Thursday, November 30, 2006

I was supposed to meet a friend in Newport one summer day. I got there early, drove toward Castle Hill, parked on the side of the road, grabbed a beach chair from the trunk, perched on a rock, wrote:

By the seaside sits a stone
revealing layer upon layer of
permanence
its face jutting upward defiantly at
the wave that has washed and broken and slapped
smashed and roared against its
permanence
the water of the wave reabsorbed by the sea
only to curl into another wave against another rock in another place
the older waves retire to bays to sounds to smaller seas where they lap at the shores
as three year olds
tiptoe away, shrieking in fake fear
Some waves their mark make in the stone by the sea;
the puddle and they ask the stone, what happened to the layers
that once
sat on top?
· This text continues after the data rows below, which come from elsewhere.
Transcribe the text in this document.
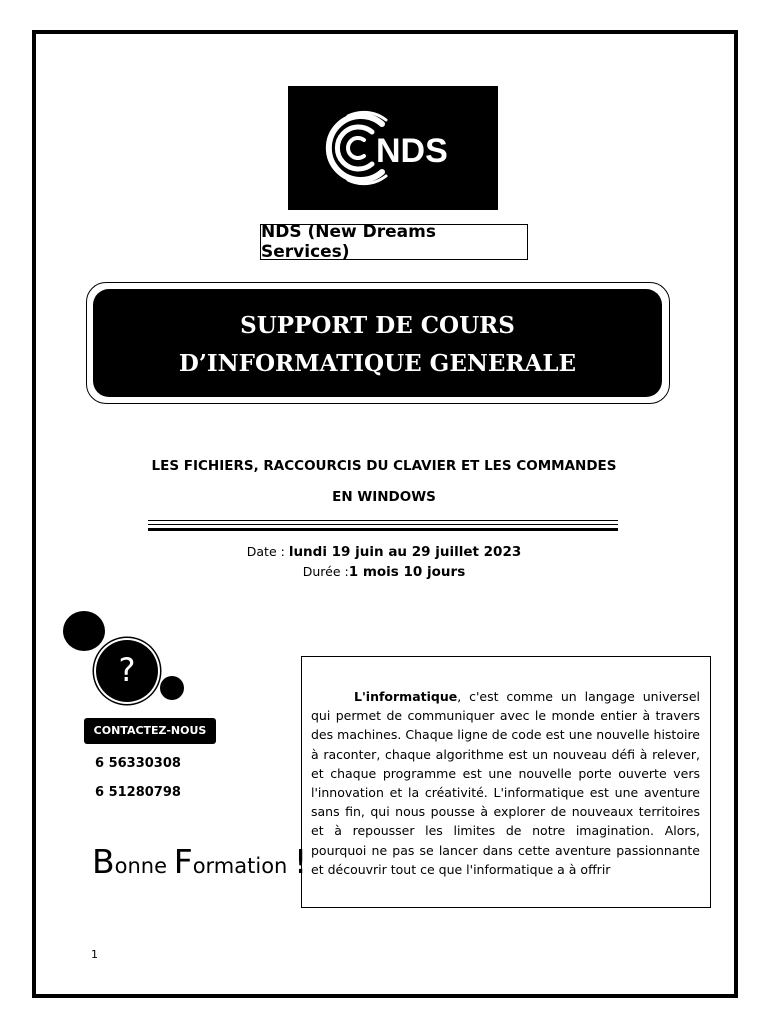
NDS
NDS (New Dreams Services)
SUPPORT DE COURS
D’INFORMATIQUE GENERALE
LES FICHIERS, RACCOURCIS DU CLAVIER ET LES COMMANDES
EN WINDOWS
Date : lundi 19 juin au 29 juillet 2023
Durée :1 mois 10 jours
?
CONTACTEZ-NOUS
6 56330308
6 51280798
Bonne Formation !
L'informatique, c'est comme un langage universel qui permet de communiquer avec le monde entier à travers des machines. Chaque ligne de code est une nouvelle histoire à raconter, chaque algorithme est un nouveau défi à relever, et chaque programme est une nouvelle porte ouverte vers l'innovation et la créativité. L'informatique est une aventure sans fin, qui nous pousse à explorer de nouveaux territoires et à repousser les limites de notre imagination. Alors, pourquoi ne pas se lancer dans cette aventure passionnante et découvrir tout ce que l'informatique a à offrir
1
And then the sun for hours
sucks up the puddle and coffee cup lids and plastic wrappers
foul what was clear for only a millisecond
in the lifetime of water
And the puddle never hears the answer.

The stone, old, contemplative, everylithic
ponders how once what was smooth is
now uneven and jagged and fissured
and says those are the parts of me
I gave to You.
And all is silent as the waves murmur a
muffled gratitude and the stone sits
by the seaside contented by his response.